Oil & Energy: Production up, up, up
Hydro has adjusted the production target for oil and gas up to 525,000 barrels per day in 2003 and aims for 560,000 barrels next year. This was announced by executive vice president Tore Torvund at Hydros Capital Markets Day in Oslo on Thursday.
He concluded by saying that all the overall financial targets for the company’s oil operation had been met. Prospects for 2004 also look positive. Prognoses indicate a continued annual increase in oil and gas production up to 2007.
"We are right at the top of the world class in terms of annual production growth in oil companies," said Torvund.
As operator, Hydro ranks number 14 among the world’s largest oil companies, and is number five offshore. Within the field of "smart" well technology and multi-branch drilling, Hydro is a world leader and among the international elite in connection with advanced seabed operations and large, challenging development projects.
A survey of oil companies operating in the Norwegian and British sectors in the North Sea, carried out by the consultancy company McKinsey, gave Hydro top place in terms of cost efficiency. Altogether this competence leads to increased production and recovery rate, more efficient drilling, reduced costs, lower risk and greater opportunities for developing marginal discoveries.
Against this background, he was very satisfied that Hydro last week submitted the plan for development and operation of the large and challenging gas field – Ormen Lange – according to plan.
"We are confident that we can master both the technology and the dimensions that the development involves," said Torvund.
The Ormen Lange development is on schedule. So was the Grane field, which started production earlier this year, ahead of target and at a development cost that was NOK 1.5 billion below budget.
Efficient project implementation
Both Tore Torvund and President and CEO Eivind Reiten took the opportunity to draw attention to Hydro’s statistics for efficient project implementation at the Capital Markets Day. They also expressed their satisfaction that the continual efforts to increase the efficiency of work processes since the take-over of Saga Petroleum had made Hydro the most efficient oil and gas producer in the North Sea.
They were less pleased with the strong focus over the last two years’ in high risk projects in the international arena.
"Our proactive efforts did not give the results we had hoped for. The risks were higher than we were willing to accept over time. We have therefore decided to review our international exploration strategy, and have established a new exploration organization with a centralized decision process.
The exploration budget will be reduced to one billion kroner next year, but Torvund said he expected the exploration budget to be around NOK 1.5 billion in future years.
"We will reduce our exposure in high risk projects at the same time as we will step up exploration in areas close to established infrastructure," he pointed out.
"In the international arena we will now direct more focus to purchasing strategic reserves in developments where our competence can best be applied. The decisive factor in the purchase of resources will be profit rather than ambitions of growth. We attach great importance to capital discipline, and the relevance of projects to our core expertise."

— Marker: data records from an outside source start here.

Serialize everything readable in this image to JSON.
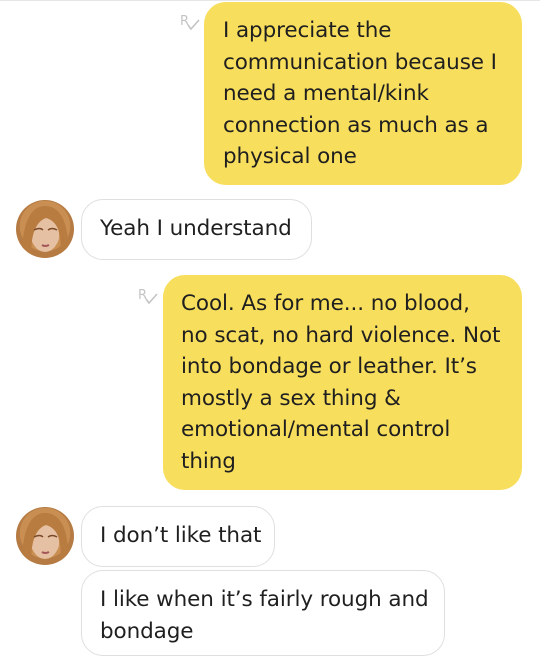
{
  "conversation": {
    "messages": [
      {
        "direction": "outgoing",
        "status": "read",
        "text": "I appreciate the\ncommunication because I\nneed a mental/kink\nconnection as much as a\nphysical one"
      },
      {
        "direction": "incoming",
        "text": "Yeah I understand"
      },
      {
        "direction": "outgoing",
        "status": "read",
        "text": "Cool.  As for me... no blood,\nno scat, no hard violence. Not\ninto bondage or leather. It’s\nmostly a sex thing &\nemotional/mental control\nthing"
      },
      {
        "direction": "incoming",
        "text": "I don’t like that"
      },
      {
        "direction": "incoming",
        "text": "I like when it’s fairly rough and\nbondage"
      }
    ]
  },
  "icons": {
    "read_receipt": "read-receipt-icon",
    "avatar": "contact-avatar"
  },
  "colors": {
    "outgoing_bubble": "#f8de5d",
    "incoming_bubble": "#ffffff",
    "incoming_border": "#dfdfdf",
    "receipt": "#c4c4c4",
    "text": "#1f1f1f"
  }
}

He underlined that the company still believes that there are good chances of discoveries in the Norwegian continental shelf.
Torvund pointed out that all the development projects Hydro is involved in will give at least ten percent profit at an oil price of USD 16. This has been established as a new decision criteria.
Hydro will triple the recovery of gas from Oseberg up to 2010 without any new investments. The investments have already been made. The company plans to sell 12-13 billion cubic meters of gas in 2004.
"We continue to build up positions from which to develop downstream activities. A link in this connection is the work on setting up a company together with Wingas for marketing gas in the UK," said Torvund.